Mathematics — Classic open problems in combinatorics and analysis
| Task | Erdős Min. Overlap ↓ | Autocorr. (AC1) ↓ | Autocorr. (AC2) ↑ |
|---|---|---|---|
| Best Human | 0.380927 | 1.50973 | 0.9015 |
| Prev. Best AI | 0.380924 | 1.50314 | 0.9610 |
| TTT-Discover | 0.380876 | 1.50287 | 0.9591 |
Kernel Engineering — GPUMode TriMul competition for triangular matrix multiplication
| Task | A100 ↓ | H100 ↓ | B200 ↓ | MI300x ↓ |
|---|---|---|---|---|
| Best Human | 4531 μs | 1371 μs | 1005 μs | 2462 μs |
| TTT-Discover | 2198 μs | 1161 μs | 905 μs | 1596 μs |
Algorithm Engineering — AtCoder Heuristic Contests on real-world optimization [AHC39] [AHC58]

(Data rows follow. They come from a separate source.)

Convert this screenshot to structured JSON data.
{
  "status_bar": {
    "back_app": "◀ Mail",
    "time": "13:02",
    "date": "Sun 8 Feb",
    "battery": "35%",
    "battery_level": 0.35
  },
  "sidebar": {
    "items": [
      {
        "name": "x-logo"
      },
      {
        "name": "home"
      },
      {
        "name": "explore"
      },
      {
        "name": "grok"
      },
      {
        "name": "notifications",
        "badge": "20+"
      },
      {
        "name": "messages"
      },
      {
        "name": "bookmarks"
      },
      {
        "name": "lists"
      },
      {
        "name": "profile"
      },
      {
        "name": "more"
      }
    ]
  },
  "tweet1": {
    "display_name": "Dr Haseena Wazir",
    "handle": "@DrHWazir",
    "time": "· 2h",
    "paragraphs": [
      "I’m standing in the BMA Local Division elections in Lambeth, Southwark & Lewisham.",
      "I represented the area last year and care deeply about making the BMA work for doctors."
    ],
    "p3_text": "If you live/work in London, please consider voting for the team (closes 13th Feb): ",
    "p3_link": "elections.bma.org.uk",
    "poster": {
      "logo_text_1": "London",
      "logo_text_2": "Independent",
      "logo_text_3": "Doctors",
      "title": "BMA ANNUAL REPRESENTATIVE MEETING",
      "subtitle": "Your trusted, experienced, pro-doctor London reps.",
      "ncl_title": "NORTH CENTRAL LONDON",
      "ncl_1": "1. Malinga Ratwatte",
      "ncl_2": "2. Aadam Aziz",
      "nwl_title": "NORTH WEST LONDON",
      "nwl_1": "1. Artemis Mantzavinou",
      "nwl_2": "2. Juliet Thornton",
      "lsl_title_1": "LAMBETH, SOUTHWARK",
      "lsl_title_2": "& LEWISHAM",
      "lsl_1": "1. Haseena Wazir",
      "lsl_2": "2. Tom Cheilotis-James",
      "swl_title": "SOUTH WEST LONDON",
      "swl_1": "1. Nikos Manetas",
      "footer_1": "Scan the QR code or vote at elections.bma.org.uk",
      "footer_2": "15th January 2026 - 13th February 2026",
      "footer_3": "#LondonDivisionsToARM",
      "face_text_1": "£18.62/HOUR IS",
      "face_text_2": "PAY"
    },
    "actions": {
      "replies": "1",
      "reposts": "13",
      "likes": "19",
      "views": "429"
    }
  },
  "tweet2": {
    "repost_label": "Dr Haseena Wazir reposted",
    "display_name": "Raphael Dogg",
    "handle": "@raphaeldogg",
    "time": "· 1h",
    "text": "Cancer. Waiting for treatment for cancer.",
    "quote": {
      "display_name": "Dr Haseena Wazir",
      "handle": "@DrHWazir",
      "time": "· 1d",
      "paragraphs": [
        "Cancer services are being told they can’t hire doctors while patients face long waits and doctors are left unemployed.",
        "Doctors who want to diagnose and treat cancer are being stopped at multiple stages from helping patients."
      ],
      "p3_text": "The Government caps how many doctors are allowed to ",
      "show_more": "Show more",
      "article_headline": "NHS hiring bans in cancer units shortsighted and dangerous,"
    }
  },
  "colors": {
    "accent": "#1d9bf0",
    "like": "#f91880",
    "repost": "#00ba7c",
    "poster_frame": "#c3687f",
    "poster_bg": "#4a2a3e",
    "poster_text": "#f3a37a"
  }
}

| Task | AHC39 (Geometry) ↑ | AHC58 (Scheduling) ↑ |
|---|---|---|
| Best Human | 566,997 | 847,674,723 |
| Prev. Best AI | 558,026 | 848,373,282 |
| TTT-Discover | 567,062 | 848,414,228 |
Biology — Single-cell RNA-seq denoising on OpenProblems benchmark
| Task | PBMC ↑ | Tabula ↑ |
|---|---|---|
| Best Human | 0.64 | 0.64 |
| TTT-Discover | 0.71 | 0.73 |
This work builds on several outstanding projects and communities:
- GPU Mode — Community for GPU kernel optimization and the TriMul competition
- ALE-Bench — AtCoder-based benchmark for LLM evaluation
- AlphaEvolve — DeepMind's evolutionary coding agent
- OpenEvolve — Open-source implementation of AlphaEvolve
- Tinker — LLM training recipes and RL framework
@article{ttt-discover2026,
title = {Learning to Discover at Test Time},
author = {Yuksekgonul, Mert and Koceja, Daniel and Li, Xinhao
and Bianchi, Federico and McCaleb, Jed and Wang, Xiaolong
and Kautz, Jan and Choi, Yejin and Zou, James
and Guestrin, Carlos and Sun, Yu},
journal = {arXiv preprint arXiv:2601.16175},
year = {2026}
}This project is licensed under the MIT License - see the LICENSE file for details.